Die Lage im östlichen Weinviertel ist ähnlich herausfordernd. Benita Lobner vom Weingut Lobner in Mannersdorf sagt, sie habe so einen Jahrgang wie 2026 noch nie erlebt. Der erste heiße Jahrgang, bei dem sie aktiv dabei war, sei 2018 gewesen. Da habe es dann aber kurz vor der Ernte noch zu regnen begonnen, darauf hoffe man auch jetzt. Eine Kombination aus Erfahrung und neuen Ideen sei nun Gold wert. Es gehe viel um die richtigen Zeitpunkte und um Gespür. Bei jungen Anlagen habe man den Ertrag drastisch reduziert, untergesetzte Jungpflänzchen wurden von Hand gegossen.

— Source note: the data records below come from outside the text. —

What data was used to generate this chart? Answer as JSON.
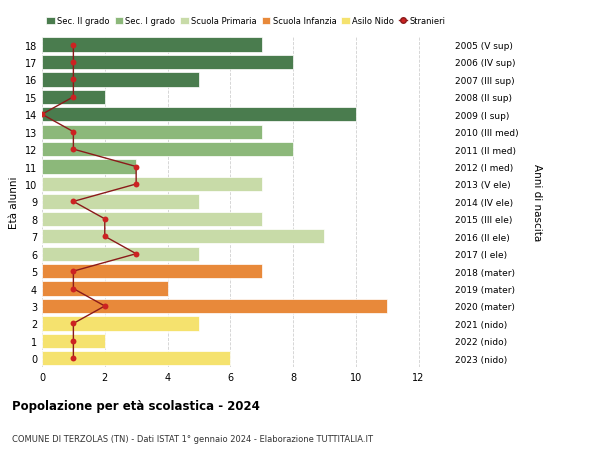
{
  "ages": [
    0,
    1,
    2,
    3,
    4,
    5,
    6,
    7,
    8,
    9,
    10,
    11,
    12,
    13,
    14,
    15,
    16,
    17,
    18
  ],
  "right_labels": [
    "2023 (nido)",
    "2022 (nido)",
    "2021 (nido)",
    "2020 (mater)",
    "2019 (mater)",
    "2018 (mater)",
    "2017 (I ele)",
    "2016 (II ele)",
    "2015 (III ele)",
    "2014 (IV ele)",
    "2013 (V ele)",
    "2012 (I med)",
    "2011 (II med)",
    "2010 (III med)",
    "2009 (I sup)",
    "2008 (II sup)",
    "2007 (III sup)",
    "2006 (IV sup)",
    "2005 (V sup)"
  ],
  "bar_values": [
    6,
    2,
    5,
    11,
    4,
    7,
    5,
    9,
    7,
    5,
    7,
    3,
    8,
    7,
    10,
    2,
    5,
    8,
    7
  ],
  "bar_colors": [
    "#f5e26e",
    "#f5e26e",
    "#f5e26e",
    "#e8893a",
    "#e8893a",
    "#e8893a",
    "#c8dba8",
    "#c8dba8",
    "#c8dba8",
    "#c8dba8",
    "#c8dba8",
    "#8cb87a",
    "#8cb87a",
    "#8cb87a",
    "#4a7c4e",
    "#4a7c4e",
    "#4a7c4e",
    "#4a7c4e",
    "#4a7c4e"
  ],
  "stranieri_values": [
    1,
    1,
    1,
    2,
    1,
    1,
    3,
    2,
    2,
    1,
    3,
    3,
    1,
    1,
    0,
    1,
    1,
    1,
    1
  ],
  "legend_labels": [
    "Sec. II grado",
    "Sec. I grado",
    "Scuola Primaria",
    "Scuola Infanzia",
    "Asilo Nido",
    "Stranieri"
  ],
  "legend_colors": [
    "#4a7c4e",
    "#8cb87a",
    "#c8dba8",
    "#e8893a",
    "#f5e26e",
    "#cc2222"
  ],
  "ylabel_left": "Età alunni",
  "ylabel_right": "Anni di nascita",
  "title": "Popolazione per età scolastica - 2024",
  "subtitle": "COMUNE DI TERZOLAS (TN) - Dati ISTAT 1° gennaio 2024 - Elaborazione TUTTITALIA.IT",
  "xlim": [
    0,
    13
  ],
  "xticks": [
    0,
    2,
    4,
    6,
    8,
    10,
    12
  ],
  "background_color": "#ffffff",
  "grid_color": "#d0d0d0"
}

Kritische Sicht auf Bewässerung

Andreas Schachenhuber vom Weingut WeinSchach, der nebenberuflich am IMC Krems unterrichtet, sieht das Thema Bewässerung kritisch. Wenn der Regen ausbleibe, könnten auch Winzer nur begrenzt reagieren. Entscheidend werde deshalb, Wasser künftig über das gesamte Jahr besser in der Landschaft zu halten, statt es möglichst schnell abzuleiten. Dauerhafte Bewässerung mit Grundwasser sehe er kritisch – Reben könnten mit Trockenheit gut umgehen. Man müsse lernen, mit Wasser anders umzugehen: im Weingarten, in den Städten und als Gesellschaft.

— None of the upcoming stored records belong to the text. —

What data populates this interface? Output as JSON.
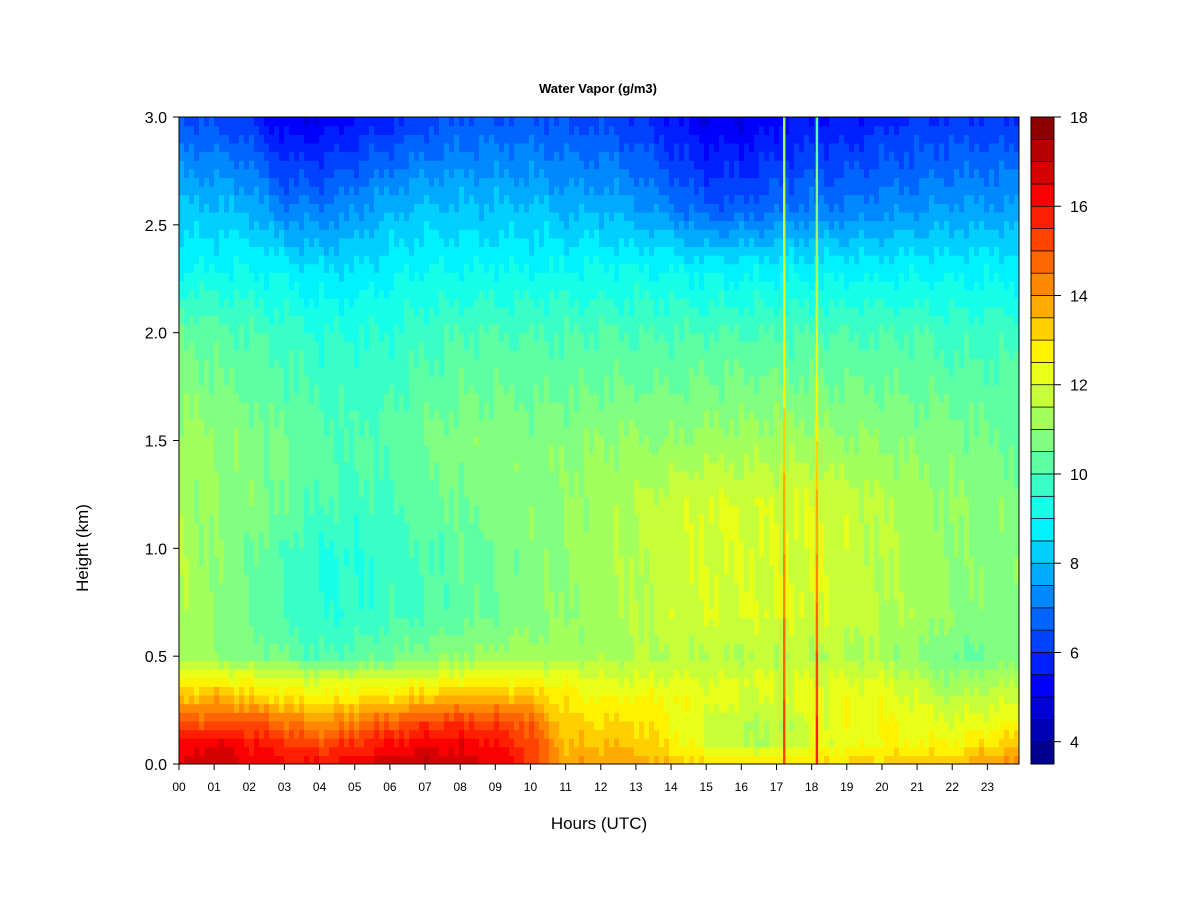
{
  "chart_data": {
    "type": "heatmap",
    "title": "Water Vapor (g/m3)",
    "xlabel": "Hours (UTC)",
    "ylabel": "Height (km)",
    "xlim": [
      0,
      23.9
    ],
    "ylim": [
      0.0,
      3.0
    ],
    "x_tick_labels": [
      "00",
      "01",
      "02",
      "03",
      "04",
      "05",
      "06",
      "07",
      "08",
      "09",
      "10",
      "11",
      "12",
      "13",
      "14",
      "15",
      "16",
      "17",
      "18",
      "19",
      "20",
      "21",
      "22",
      "23"
    ],
    "y_ticks": [
      0.0,
      0.5,
      1.0,
      1.5,
      2.0,
      2.5,
      3.0
    ],
    "y_tick_labels": [
      "0.0",
      "0.5",
      "1.0",
      "1.5",
      "2.0",
      "2.5",
      "3.0"
    ],
    "colorbar": {
      "min": 3.5,
      "max": 18,
      "step": 0.5,
      "ticks": [
        4,
        6,
        8,
        10,
        12,
        14,
        16,
        18
      ],
      "tick_labels": [
        "4",
        "6",
        "8",
        "10",
        "12",
        "14",
        "16",
        "18"
      ],
      "placement": "right"
    },
    "heights_km": [
      0.0,
      0.1,
      0.2,
      0.3,
      0.4,
      0.5,
      0.7,
      1.0,
      1.2,
      1.5,
      2.0,
      2.3,
      2.6,
      3.0
    ],
    "profiles": [
      {
        "hour": 0,
        "wv": [
          16.5,
          16.0,
          14.8,
          13.5,
          12.5,
          11.5,
          11.5,
          11.5,
          11.3,
          11.3,
          10.5,
          9.0,
          8.0,
          6.5
        ]
      },
      {
        "hour": 1,
        "wv": [
          17.0,
          16.5,
          15.0,
          13.8,
          12.5,
          11.0,
          11.0,
          11.0,
          11.0,
          11.0,
          10.2,
          9.0,
          8.0,
          6.3
        ]
      },
      {
        "hour": 2,
        "wv": [
          16.5,
          16.0,
          15.0,
          13.5,
          12.3,
          10.8,
          10.5,
          10.5,
          10.8,
          10.8,
          10.0,
          9.0,
          7.8,
          6.0
        ]
      },
      {
        "hour": 3,
        "wv": [
          16.2,
          15.5,
          14.5,
          13.0,
          12.0,
          10.5,
          10.0,
          10.0,
          10.5,
          10.5,
          9.8,
          8.8,
          7.0,
          5.0
        ]
      },
      {
        "hour": 4,
        "wv": [
          16.0,
          15.2,
          14.0,
          12.8,
          11.8,
          10.0,
          9.5,
          9.5,
          10.0,
          10.2,
          9.5,
          8.5,
          7.0,
          5.0
        ]
      },
      {
        "hour": 5,
        "wv": [
          16.3,
          15.5,
          14.3,
          13.0,
          12.0,
          10.2,
          9.5,
          9.5,
          9.8,
          10.0,
          9.5,
          8.5,
          7.3,
          5.5
        ]
      },
      {
        "hour": 6,
        "wv": [
          16.8,
          16.0,
          14.8,
          13.2,
          12.0,
          10.5,
          9.8,
          9.8,
          10.0,
          10.2,
          9.5,
          8.8,
          7.8,
          5.8
        ]
      },
      {
        "hour": 7,
        "wv": [
          17.0,
          16.3,
          15.2,
          13.5,
          12.2,
          10.8,
          10.0,
          10.0,
          10.3,
          10.5,
          9.8,
          9.0,
          8.0,
          6.2
        ]
      },
      {
        "hour": 8,
        "wv": [
          16.8,
          16.3,
          15.3,
          13.8,
          12.3,
          11.0,
          10.3,
          10.3,
          10.5,
          10.8,
          10.0,
          9.0,
          8.0,
          6.5
        ]
      },
      {
        "hour": 9,
        "wv": [
          16.5,
          16.0,
          15.2,
          13.8,
          12.5,
          11.2,
          10.5,
          10.5,
          10.8,
          10.8,
          10.0,
          9.0,
          8.0,
          6.5
        ]
      },
      {
        "hour": 10,
        "wv": [
          15.5,
          15.3,
          14.8,
          13.5,
          12.5,
          11.2,
          10.8,
          10.8,
          10.8,
          10.8,
          10.0,
          9.0,
          8.0,
          6.5
        ]
      },
      {
        "hour": 11,
        "wv": [
          13.8,
          13.5,
          13.2,
          12.8,
          12.3,
          11.3,
          11.0,
          11.0,
          11.0,
          10.8,
          10.0,
          9.0,
          7.8,
          6.3
        ]
      },
      {
        "hour": 12,
        "wv": [
          14.0,
          13.5,
          13.0,
          12.5,
          12.0,
          11.3,
          11.2,
          11.3,
          11.3,
          11.0,
          10.0,
          9.0,
          7.8,
          6.3
        ]
      },
      {
        "hour": 13,
        "wv": [
          13.8,
          13.3,
          13.0,
          12.6,
          12.0,
          11.5,
          11.5,
          11.5,
          11.5,
          11.0,
          10.0,
          9.0,
          7.5,
          6.0
        ]
      },
      {
        "hour": 14,
        "wv": [
          13.5,
          12.8,
          12.5,
          12.5,
          12.0,
          11.5,
          11.8,
          11.8,
          11.8,
          11.0,
          10.0,
          9.0,
          7.0,
          5.5
        ]
      },
      {
        "hour": 15,
        "wv": [
          13.0,
          12.0,
          12.0,
          12.3,
          12.0,
          11.5,
          12.0,
          12.0,
          12.0,
          11.2,
          10.0,
          8.8,
          6.5,
          5.0
        ]
      },
      {
        "hour": 16,
        "wv": [
          13.0,
          11.5,
          11.5,
          12.0,
          12.0,
          11.5,
          12.0,
          12.0,
          12.0,
          11.2,
          10.0,
          8.8,
          6.5,
          5.0
        ]
      },
      {
        "hour": 17,
        "wv": [
          13.0,
          11.5,
          11.5,
          12.0,
          12.0,
          11.5,
          12.0,
          12.0,
          12.0,
          11.2,
          10.0,
          8.8,
          6.8,
          5.3
        ]
      },
      {
        "hour": 18,
        "wv": [
          13.0,
          12.0,
          12.0,
          12.2,
          12.0,
          11.5,
          12.0,
          12.0,
          12.0,
          11.2,
          10.0,
          8.8,
          7.0,
          5.5
        ]
      },
      {
        "hour": 19,
        "wv": [
          13.2,
          12.3,
          12.3,
          12.3,
          12.0,
          11.5,
          11.8,
          11.8,
          11.8,
          11.0,
          10.0,
          8.8,
          7.0,
          5.5
        ]
      },
      {
        "hour": 20,
        "wv": [
          13.3,
          12.5,
          12.5,
          12.3,
          12.0,
          11.3,
          11.5,
          11.5,
          11.5,
          11.0,
          10.0,
          8.8,
          7.2,
          5.8
        ]
      },
      {
        "hour": 21,
        "wv": [
          13.5,
          12.5,
          12.3,
          12.0,
          11.5,
          11.0,
          11.3,
          11.3,
          11.3,
          10.8,
          10.0,
          8.8,
          7.3,
          6.0
        ]
      },
      {
        "hour": 22,
        "wv": [
          13.5,
          12.5,
          12.0,
          11.5,
          11.0,
          10.5,
          11.0,
          11.0,
          11.0,
          10.8,
          9.8,
          8.8,
          7.5,
          6.0
        ]
      },
      {
        "hour": 23,
        "wv": [
          14.0,
          13.0,
          12.3,
          11.8,
          11.2,
          10.5,
          10.8,
          10.8,
          10.8,
          10.5,
          9.8,
          8.8,
          7.5,
          6.0
        ]
      },
      {
        "hour": 23.9,
        "wv": [
          14.2,
          13.2,
          12.5,
          12.0,
          11.5,
          10.8,
          10.8,
          10.8,
          10.8,
          10.5,
          9.8,
          8.8,
          7.5,
          6.0
        ]
      }
    ],
    "spikes": [
      {
        "hour": 17.22,
        "wv_low": 15.5,
        "wv_high": 11.0
      },
      {
        "hour": 18.15,
        "wv_low": 16.0,
        "wv_high": 10.0
      }
    ]
  }
}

Internationale Perspektive aus Nordmazedonien

Eine internationale Perspektive liefert Bojan Ristov vom Weingut Lazar in Nordmazedonien, ebenfalls IMC-Alumnus. Heiße Sommer sind hier seit Jahren Realität – im Juni und Juli 2026 blieben die Temperaturen aber überraschend moderat, anders als in vielen Teilen Mittel- und Westeuropas. In Nordmazedonien setzte die Hitze erst im August ein. Obwohl es inzwischen sehr warm geworden sei, erwarte man vom Jahrgang 2026 außergewöhnliche, möglicherweise sogar herausragende Weine. Denn ein warmer Jahrgang müsse nicht automatisch ein schlechter sein. Entscheidend sei vielmehr, wie die Reben auf die Bedingungen reagieren und wie präzise man die Lese und die anschließende Weinbereitung steuere.

Ein früherer Lesezeitpunkt ist auch in Tikveš, einem der bedeutendsten Weinbaugebiete Nordmazedoniens, zu einem wichtigen Instrument geworden, um Frische und Säure zu bewahren. Dieser Ansatz sei im Hinblick auf die sich verändernden Marktpräferenzen besonders relevant. Konsumenten interessierten sich zunehmend für frische, elegante und ausgewogene Weißweine.